Maybe home is coming to meet me half way
It seems pretty obvious that all the worlds surviving stories about the way things were point to a definite mingling of different genetics. A group or family of much more developed but still somehow genetically compatible beings arriving way back in antiquity. Even though there appeared to be a mandate about not having sexual relations with those of a lesser developed race or races of beings, as well as a prohibition about sharing knowledge, skills, and technologies, these beings did not comply.
They appeared to be, overall, arrogant, narcissistic, and quite vain. Adding in their abilities that to the locals appeared quite “god-like”, they became quite revered, even worshipped. But they were actually, overall, the epitome of everything those of us who are spiritually motivated to grow want to move away from. And the reason we are all having to deal with these traits in the here and now is because of this mingling of genetics. They did create a special class of beings whom they placed directly beneath them, to act as a buffer and go between with those indigenous and lesser developed in certain ways beings that were already here.
I have had this thought for many years that time moves in both directions, the past meeting the future, and the future meeting the past.

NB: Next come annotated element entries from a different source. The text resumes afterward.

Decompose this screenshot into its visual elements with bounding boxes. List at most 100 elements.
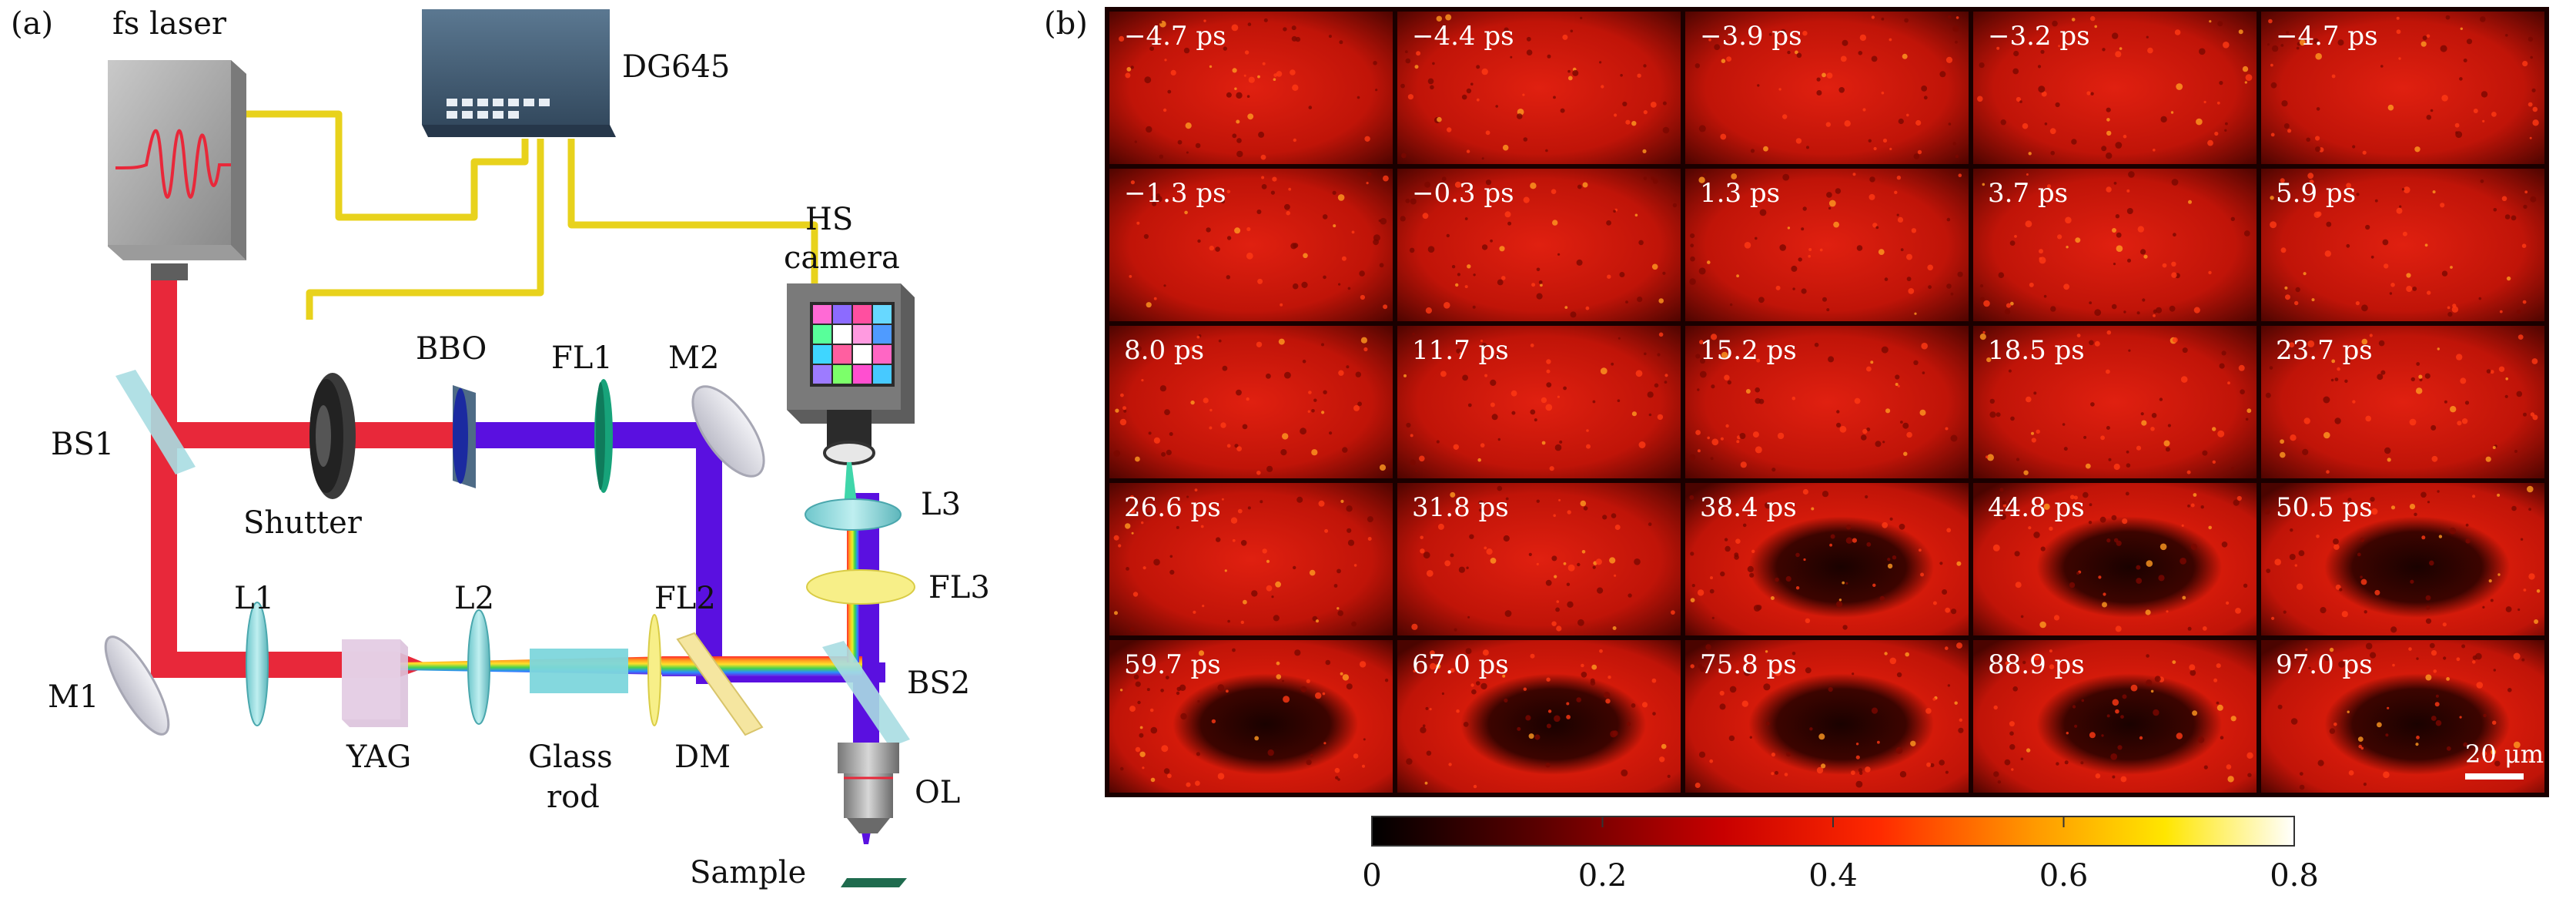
frame-19: 44.8 ps [1969, 478, 2261, 640]
dg645: DG645 [422, 9, 730, 137]
frame-time-label: −1.3 ps [1124, 178, 1226, 209]
colorbar-tick-label: 0.8 [2270, 858, 2319, 894]
frame-time-label: −3.2 ps [1988, 21, 2090, 52]
l1: L1 [234, 581, 274, 726]
frame-time-label: 44.8 ps [1988, 492, 2085, 523]
colorbar-ticks: 0 0.2 0.4 0.6 0.8 [1362, 816, 2319, 894]
frame-6: −1.3 ps [1105, 164, 1397, 326]
frame-time-label: 5.9 ps [2276, 178, 2356, 209]
hs-camera-label-line2: camera [784, 240, 900, 276]
frame-23: 75.8 ps [1681, 635, 1973, 797]
frame-17: 31.8 ps [1393, 478, 1685, 640]
ol: OL [838, 743, 960, 833]
frame-grid: −4.7 ps −4.4 ps −3.9 ps −3.2 ps −4.7 ps −1.3 … [1105, 7, 2549, 797]
frame-time-label: −4.7 ps [2276, 21, 2378, 52]
fl2: FL2 [647, 581, 716, 726]
colorbar-tick-label: 0.6 [2039, 858, 2089, 894]
fs-laser-label: fs laser [112, 6, 227, 42]
red-beam [151, 280, 460, 678]
m1: M1 [48, 635, 170, 736]
frame-time-label: 88.9 ps [1988, 649, 2085, 680]
frame-14: 18.5 ps [1969, 321, 2261, 483]
glass-rod-label-line2: rod [547, 780, 600, 815]
cables [245, 110, 818, 320]
frame-time-label: 75.8 ps [1700, 649, 1797, 680]
frame-time-label: −3.9 ps [1700, 21, 1802, 52]
colorbar: 0 0.2 0.4 0.6 0.8 [1362, 816, 2319, 894]
colorbar-tick-label: 0 [1362, 858, 1381, 894]
fl3: FL3 [806, 569, 990, 605]
frame-3: −3.9 ps [1681, 7, 1973, 169]
bs2: BS2 [822, 641, 970, 747]
frame-24: 88.9 ps [1969, 635, 2261, 797]
yag: YAG [342, 639, 411, 775]
frame-time-label: 18.5 ps [1988, 335, 2085, 366]
shutter: Shutter [243, 373, 363, 541]
bs1: BS1 [51, 370, 196, 474]
l3: L3 [805, 487, 961, 531]
frame-2: −4.4 ps [1393, 7, 1685, 169]
frame-time-label: 59.7 ps [1124, 649, 1221, 680]
frame-8: 1.3 ps [1681, 164, 1973, 326]
fl2-label: FL2 [654, 581, 716, 616]
fl1: FL1 [551, 340, 613, 493]
frame-time-label: 31.8 ps [1412, 492, 1509, 523]
sample: Sample [690, 855, 907, 890]
colorbar-tick-label: 0.2 [1578, 858, 1628, 894]
bs2-label: BS2 [907, 666, 970, 701]
frame-9: 3.7 ps [1969, 164, 2261, 326]
m2-label: M2 [668, 340, 719, 376]
frame-time-label: −4.7 ps [1124, 21, 1226, 52]
frame-time-label: 38.4 ps [1700, 492, 1797, 523]
frame-time-label: 97.0 ps [2276, 649, 2373, 680]
frame-time-label: −0.3 ps [1412, 178, 1514, 209]
frame-time-label: −4.4 ps [1412, 21, 1514, 52]
dm: DM [674, 632, 764, 775]
frame-time-label: 8.0 ps [1124, 335, 1204, 366]
shutter-label: Shutter [243, 505, 363, 541]
fl3-label: FL3 [928, 570, 990, 605]
panel-a-label: (a) [11, 6, 53, 42]
frame-5: −4.7 ps [2257, 7, 2549, 169]
frame-16: 26.6 ps [1105, 478, 1397, 640]
l2-label: L2 [454, 581, 494, 616]
frame-time-label: 50.5 ps [2276, 492, 2373, 523]
ol-label: OL [915, 775, 960, 810]
fl1-label: FL1 [551, 340, 613, 376]
hs-camera-label-line1: HS [805, 202, 853, 237]
panel-b-label: (b) [1044, 6, 1088, 42]
blue-beam [453, 422, 885, 844]
m1-label: M1 [48, 679, 99, 715]
frame-time-label: 26.6 ps [1124, 492, 1221, 523]
frame-time-label: 23.7 ps [2276, 335, 2373, 366]
camera-input-beam [844, 462, 858, 508]
frame-time-label: 3.7 ps [1988, 178, 2068, 209]
l1-label: L1 [234, 581, 274, 616]
colorbar-tick-label: 0.4 [1808, 858, 1858, 894]
glass-rod: Glass rod [528, 649, 628, 815]
frame-time-label: 67.0 ps [1412, 649, 1509, 680]
bbo-label: BBO [416, 331, 487, 367]
sample-label: Sample [690, 855, 806, 890]
l2: L2 [454, 581, 494, 725]
scale-bar: 20 μm [2465, 739, 2544, 780]
frame-20: 50.5 ps [2257, 478, 2549, 640]
frame-4: −3.2 ps [1969, 7, 2261, 169]
frame-time-label: 15.2 ps [1700, 335, 1797, 366]
frame-12: 11.7 ps [1393, 321, 1685, 483]
dg645-label: DG645 [622, 49, 730, 85]
frame-22: 67.0 ps [1393, 635, 1685, 797]
frame-time-label: 11.7 ps [1412, 335, 1509, 366]
camera-sensor-grid [810, 302, 895, 387]
frame-10: 5.9 ps [2257, 164, 2549, 326]
frame-18: 38.4 ps [1681, 478, 1973, 640]
bs1-label: BS1 [51, 427, 114, 462]
frame-21: 59.7 ps [1105, 635, 1397, 797]
m2: M2 [668, 340, 765, 478]
fs-laser: fs laser [108, 6, 246, 280]
frame-time-label: 1.3 ps [1700, 178, 1780, 209]
scale-bar-label: 20 μm [2465, 739, 2544, 769]
bbo: BBO [416, 331, 487, 488]
frame-11: 8.0 ps [1105, 321, 1397, 483]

Somehow, this mingling produced who and where we are today. We can debate for ever about the rightness or wrongness of this mingling, but ultimately we have to collectively decide where we want to go with it, in the here and now. Some of these soul streams have actually evolved, and become more refined and truly spiritually oriented. You can tell because it always leads one to become more empathic and self reflective.
On the other hand, those original traits that arrived on the scene from some other time and place have continued to create mayhem, hierarchies of beings who will not release their grip on the psychopathology that, rather than evolving is actually de-evolving, even moving into total obsolescence. If they will not change, then they will cease to be relevant in the times we are moving into.
But they are not going to just dissolve, at least without putting up a good fight. And that is where we are today. Most likely those with the most inherited genetics (bloodlines) of these original beings are currently dispensing much of what we see wrong with our world today.
What I see when I look intuitively at the situation can be best described in pictures of what water does and the patterns it forms. When water receives benevolent energies, thoughts, and intentions, it assembles itself in beautiful geometric patterns. When it receives energies born of chaos and non benevolent in nature, it cannot assemble itself in these beautiful patterns, but instead looks ugly, malformed, and unable to organize itself properly.
Instead of trying to change everything on the outside, it appears that changing our inner landscape of constantly emitted frequencies of thoughts, intentions, and unconscious programming is more effective. If we entrain ourselves to resonate with the benevolent frequencies of love, compassion, generosity, forgiveness, and inclusion, our outer realities will automatically change. But, it won’t be easy because the currently broadcasted signal of those currently in charge of our current array of technologies and creations, is very very discordant.
So, we have to each see ourselves as a beacon of sorts, and learn to broadcast our own frequency wherever we are, after learning how to disconnect from the overarching signal being broadcast worldwide now. We have to become strong enough in ourselves, and emitting our own frequency and energy that resonates in a completely different range, and we have to be willing to go it alone until there are more and more of us doing this. Eventually it will become easier for others to entrain themselves to this new signal, this new frequency, and it will be easier to assemble into patterns of benevolent intent.